Foreman's busy taking his temperature and testing his muscles to see how close he is to turning into Joe, when House drops by for a visit. House doesn't say hello, though, just dismisses Foreman's theory by saying that staph infections are usually present on the skin. No longer giddy, Foreman snaps that House isn't treating him like a patient like he said he would. House says that staph would have hit Foreman's internal organs before reaching the brain, and since it didn't, it's not staph. So House wants Foreman to agree to a brain biopsy. Foreman won't sign it without looking at his MRI. House was expecting this, and holds it up to the window for Foreman to see. The telltale abscess Foreman was hoping to see isn't there, but Foreman does have a fever now, so he's still convinced it's staph. House regrets giving him his own thermometer.
Foreman has to be awake and aware for his brain surgery. Chase flashes cards with colored shapes on them, while we hear the disconcerting sound of a drill boring into a skull. And then there's the even more disconcerting sound of House's voice asking Foreman his date of birth. Foreman doesn't understand; the Omaya reservoir is inserted in an area of the brain that deals with stuff like shape and color recognition. Memory and stuff like that would be the kinds of questions you'd ask someone who was getting, like, a brain biopsy -- oh, House! He just went ahead and did the brain biopsy anyway! "Get out of my temporal lobe, House," Foreman says. But there's nothing he can really do about it.

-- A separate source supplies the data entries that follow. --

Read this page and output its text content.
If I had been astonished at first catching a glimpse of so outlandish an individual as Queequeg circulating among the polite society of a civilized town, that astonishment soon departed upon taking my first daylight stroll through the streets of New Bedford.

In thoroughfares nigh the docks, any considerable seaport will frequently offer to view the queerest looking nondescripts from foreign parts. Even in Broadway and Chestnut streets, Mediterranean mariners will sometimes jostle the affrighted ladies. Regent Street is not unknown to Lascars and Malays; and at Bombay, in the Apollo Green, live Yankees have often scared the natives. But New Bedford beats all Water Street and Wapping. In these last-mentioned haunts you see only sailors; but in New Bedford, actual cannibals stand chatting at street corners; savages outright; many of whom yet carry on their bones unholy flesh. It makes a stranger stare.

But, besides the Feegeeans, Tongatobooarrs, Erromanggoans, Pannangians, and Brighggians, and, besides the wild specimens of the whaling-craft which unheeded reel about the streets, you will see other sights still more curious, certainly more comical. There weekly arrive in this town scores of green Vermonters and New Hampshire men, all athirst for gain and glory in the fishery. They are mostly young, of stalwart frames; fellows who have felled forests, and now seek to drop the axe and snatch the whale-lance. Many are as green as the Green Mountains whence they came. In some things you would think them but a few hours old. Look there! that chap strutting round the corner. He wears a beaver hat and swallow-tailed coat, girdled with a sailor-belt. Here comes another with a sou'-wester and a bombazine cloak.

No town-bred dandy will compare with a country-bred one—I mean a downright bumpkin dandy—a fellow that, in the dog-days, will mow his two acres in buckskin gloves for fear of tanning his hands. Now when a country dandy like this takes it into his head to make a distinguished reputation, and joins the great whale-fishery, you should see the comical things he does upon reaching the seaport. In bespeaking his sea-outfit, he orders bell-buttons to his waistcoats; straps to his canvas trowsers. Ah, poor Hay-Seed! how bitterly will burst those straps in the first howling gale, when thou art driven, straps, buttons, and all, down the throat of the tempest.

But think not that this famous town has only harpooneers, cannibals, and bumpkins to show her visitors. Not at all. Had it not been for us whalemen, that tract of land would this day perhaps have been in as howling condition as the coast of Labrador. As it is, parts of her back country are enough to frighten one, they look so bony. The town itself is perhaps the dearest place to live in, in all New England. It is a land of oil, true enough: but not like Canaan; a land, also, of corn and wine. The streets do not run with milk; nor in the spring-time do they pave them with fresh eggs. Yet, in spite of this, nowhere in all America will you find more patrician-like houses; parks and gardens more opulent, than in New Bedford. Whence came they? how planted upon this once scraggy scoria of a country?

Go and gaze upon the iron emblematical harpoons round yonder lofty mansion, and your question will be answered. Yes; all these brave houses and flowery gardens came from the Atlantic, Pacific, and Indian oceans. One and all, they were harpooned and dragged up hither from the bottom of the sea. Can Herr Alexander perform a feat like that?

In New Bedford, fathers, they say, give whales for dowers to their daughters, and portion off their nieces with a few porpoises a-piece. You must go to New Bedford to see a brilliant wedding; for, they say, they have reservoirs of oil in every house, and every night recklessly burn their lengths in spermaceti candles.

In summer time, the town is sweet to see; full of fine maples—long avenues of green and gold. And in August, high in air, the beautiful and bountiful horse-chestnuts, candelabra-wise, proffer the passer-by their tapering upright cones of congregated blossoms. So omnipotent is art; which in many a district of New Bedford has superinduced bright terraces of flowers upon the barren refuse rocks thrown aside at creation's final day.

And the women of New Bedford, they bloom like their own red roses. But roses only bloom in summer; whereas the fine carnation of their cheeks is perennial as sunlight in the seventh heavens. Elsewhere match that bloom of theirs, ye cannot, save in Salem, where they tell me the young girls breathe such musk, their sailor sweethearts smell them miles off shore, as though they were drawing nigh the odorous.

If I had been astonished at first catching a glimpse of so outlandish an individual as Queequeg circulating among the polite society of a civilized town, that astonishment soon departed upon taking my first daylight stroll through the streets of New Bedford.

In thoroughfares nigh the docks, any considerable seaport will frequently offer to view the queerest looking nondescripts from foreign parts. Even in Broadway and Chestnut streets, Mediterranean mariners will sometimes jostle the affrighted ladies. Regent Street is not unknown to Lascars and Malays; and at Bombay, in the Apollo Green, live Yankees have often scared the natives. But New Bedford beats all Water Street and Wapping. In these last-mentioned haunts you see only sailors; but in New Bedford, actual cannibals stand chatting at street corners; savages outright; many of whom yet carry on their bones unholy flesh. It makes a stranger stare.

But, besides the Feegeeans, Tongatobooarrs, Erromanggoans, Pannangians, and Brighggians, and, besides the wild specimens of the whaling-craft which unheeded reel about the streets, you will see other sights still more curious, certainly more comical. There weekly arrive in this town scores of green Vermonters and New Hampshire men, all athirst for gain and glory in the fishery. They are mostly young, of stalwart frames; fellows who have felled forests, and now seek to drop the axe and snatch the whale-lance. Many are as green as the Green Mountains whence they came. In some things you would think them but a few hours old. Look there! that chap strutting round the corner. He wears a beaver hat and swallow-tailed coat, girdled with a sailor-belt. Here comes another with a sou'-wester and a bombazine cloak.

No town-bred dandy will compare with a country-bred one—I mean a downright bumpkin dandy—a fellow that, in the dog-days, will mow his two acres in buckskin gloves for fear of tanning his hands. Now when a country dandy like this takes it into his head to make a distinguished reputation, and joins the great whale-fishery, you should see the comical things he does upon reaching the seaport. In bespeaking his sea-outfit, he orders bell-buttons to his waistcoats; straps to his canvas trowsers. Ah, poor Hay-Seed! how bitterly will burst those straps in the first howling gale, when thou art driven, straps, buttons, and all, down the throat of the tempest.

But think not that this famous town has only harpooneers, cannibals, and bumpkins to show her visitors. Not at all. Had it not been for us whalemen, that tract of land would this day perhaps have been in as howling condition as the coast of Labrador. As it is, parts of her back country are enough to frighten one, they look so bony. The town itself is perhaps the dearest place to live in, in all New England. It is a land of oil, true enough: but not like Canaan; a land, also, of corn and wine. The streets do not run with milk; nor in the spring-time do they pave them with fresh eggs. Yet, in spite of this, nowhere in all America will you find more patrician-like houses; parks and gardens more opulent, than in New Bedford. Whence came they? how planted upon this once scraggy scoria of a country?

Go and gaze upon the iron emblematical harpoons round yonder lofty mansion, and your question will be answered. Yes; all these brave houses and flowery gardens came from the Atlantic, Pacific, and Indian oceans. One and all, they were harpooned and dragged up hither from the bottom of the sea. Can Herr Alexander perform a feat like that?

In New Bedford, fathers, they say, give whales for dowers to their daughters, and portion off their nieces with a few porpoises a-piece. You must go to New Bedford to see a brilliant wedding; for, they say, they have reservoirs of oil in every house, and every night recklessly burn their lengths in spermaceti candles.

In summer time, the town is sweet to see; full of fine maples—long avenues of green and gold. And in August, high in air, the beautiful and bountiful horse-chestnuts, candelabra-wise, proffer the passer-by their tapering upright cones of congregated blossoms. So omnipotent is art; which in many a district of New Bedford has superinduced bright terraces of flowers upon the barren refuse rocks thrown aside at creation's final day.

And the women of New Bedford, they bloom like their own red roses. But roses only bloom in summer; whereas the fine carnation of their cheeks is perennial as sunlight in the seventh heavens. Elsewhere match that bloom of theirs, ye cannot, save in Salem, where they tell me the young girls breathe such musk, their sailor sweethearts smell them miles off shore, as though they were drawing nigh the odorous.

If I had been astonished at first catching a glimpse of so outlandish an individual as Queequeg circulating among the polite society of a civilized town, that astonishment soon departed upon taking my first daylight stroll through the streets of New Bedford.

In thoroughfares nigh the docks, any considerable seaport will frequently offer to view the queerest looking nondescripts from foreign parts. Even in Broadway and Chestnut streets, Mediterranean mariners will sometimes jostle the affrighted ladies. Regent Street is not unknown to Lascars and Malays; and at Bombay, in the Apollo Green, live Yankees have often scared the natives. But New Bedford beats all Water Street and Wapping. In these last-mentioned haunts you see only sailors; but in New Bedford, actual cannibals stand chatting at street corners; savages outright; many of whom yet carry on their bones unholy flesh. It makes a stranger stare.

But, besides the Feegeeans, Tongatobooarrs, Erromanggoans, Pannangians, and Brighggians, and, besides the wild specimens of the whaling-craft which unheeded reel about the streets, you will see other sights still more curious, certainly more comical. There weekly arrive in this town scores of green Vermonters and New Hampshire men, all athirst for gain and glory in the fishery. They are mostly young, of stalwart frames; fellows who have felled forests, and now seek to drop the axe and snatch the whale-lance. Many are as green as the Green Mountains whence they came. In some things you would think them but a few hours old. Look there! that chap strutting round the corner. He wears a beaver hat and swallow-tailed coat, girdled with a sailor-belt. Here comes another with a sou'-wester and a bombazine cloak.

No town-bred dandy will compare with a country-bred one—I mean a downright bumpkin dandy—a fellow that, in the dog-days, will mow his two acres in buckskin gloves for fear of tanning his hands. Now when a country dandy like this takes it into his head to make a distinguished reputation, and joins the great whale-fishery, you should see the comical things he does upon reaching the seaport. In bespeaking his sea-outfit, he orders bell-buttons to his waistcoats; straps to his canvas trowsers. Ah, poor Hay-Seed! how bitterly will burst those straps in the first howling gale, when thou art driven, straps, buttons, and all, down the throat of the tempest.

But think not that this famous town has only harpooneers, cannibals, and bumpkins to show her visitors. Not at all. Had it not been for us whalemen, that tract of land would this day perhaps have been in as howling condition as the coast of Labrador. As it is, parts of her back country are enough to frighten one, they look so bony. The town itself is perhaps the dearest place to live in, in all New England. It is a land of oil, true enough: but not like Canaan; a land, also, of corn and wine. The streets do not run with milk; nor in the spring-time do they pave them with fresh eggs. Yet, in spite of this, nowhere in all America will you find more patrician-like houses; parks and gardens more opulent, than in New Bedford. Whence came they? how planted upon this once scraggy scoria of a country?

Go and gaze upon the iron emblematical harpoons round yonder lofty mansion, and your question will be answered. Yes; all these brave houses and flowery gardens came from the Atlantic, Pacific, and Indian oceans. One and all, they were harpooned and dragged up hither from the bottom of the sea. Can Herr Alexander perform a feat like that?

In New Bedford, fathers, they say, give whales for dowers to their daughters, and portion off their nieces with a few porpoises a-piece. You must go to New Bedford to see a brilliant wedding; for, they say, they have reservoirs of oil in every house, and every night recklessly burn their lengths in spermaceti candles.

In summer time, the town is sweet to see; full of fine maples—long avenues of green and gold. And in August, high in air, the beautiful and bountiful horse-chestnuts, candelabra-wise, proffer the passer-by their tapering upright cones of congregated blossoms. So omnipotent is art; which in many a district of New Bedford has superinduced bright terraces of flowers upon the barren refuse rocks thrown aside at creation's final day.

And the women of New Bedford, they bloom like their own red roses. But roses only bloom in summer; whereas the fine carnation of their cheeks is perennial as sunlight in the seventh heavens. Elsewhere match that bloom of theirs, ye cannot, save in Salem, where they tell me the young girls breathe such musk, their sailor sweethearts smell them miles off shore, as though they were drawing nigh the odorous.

Night falls on PPTH. Joe wakes up and calls to the person behind the room divider. He heard that he got a new roommate, and he wants to chat. Foreman acknowledges his presence in the room, and Joe recognizes his voice as his former doctor, which is good since he couldn't see Foreman even if the room divider curtain wasn't up. Joe even remembers that Foreman doesn't like him, but he's also too scared and in too much pain to really care. Foreman is scared too, and he tries to reassure the guy that the fact that he knows that he's blind now could be a good sign. Joe tells him that he can expect to be in intense pain soon -- pain that morphine doesn't even help. "I'm gonna die, aren't I?" Joe sobs. Foreman says no; if Joe dies, then Foreman dies. And Foreman isn't going to die since he's got like a five-year contract with this show.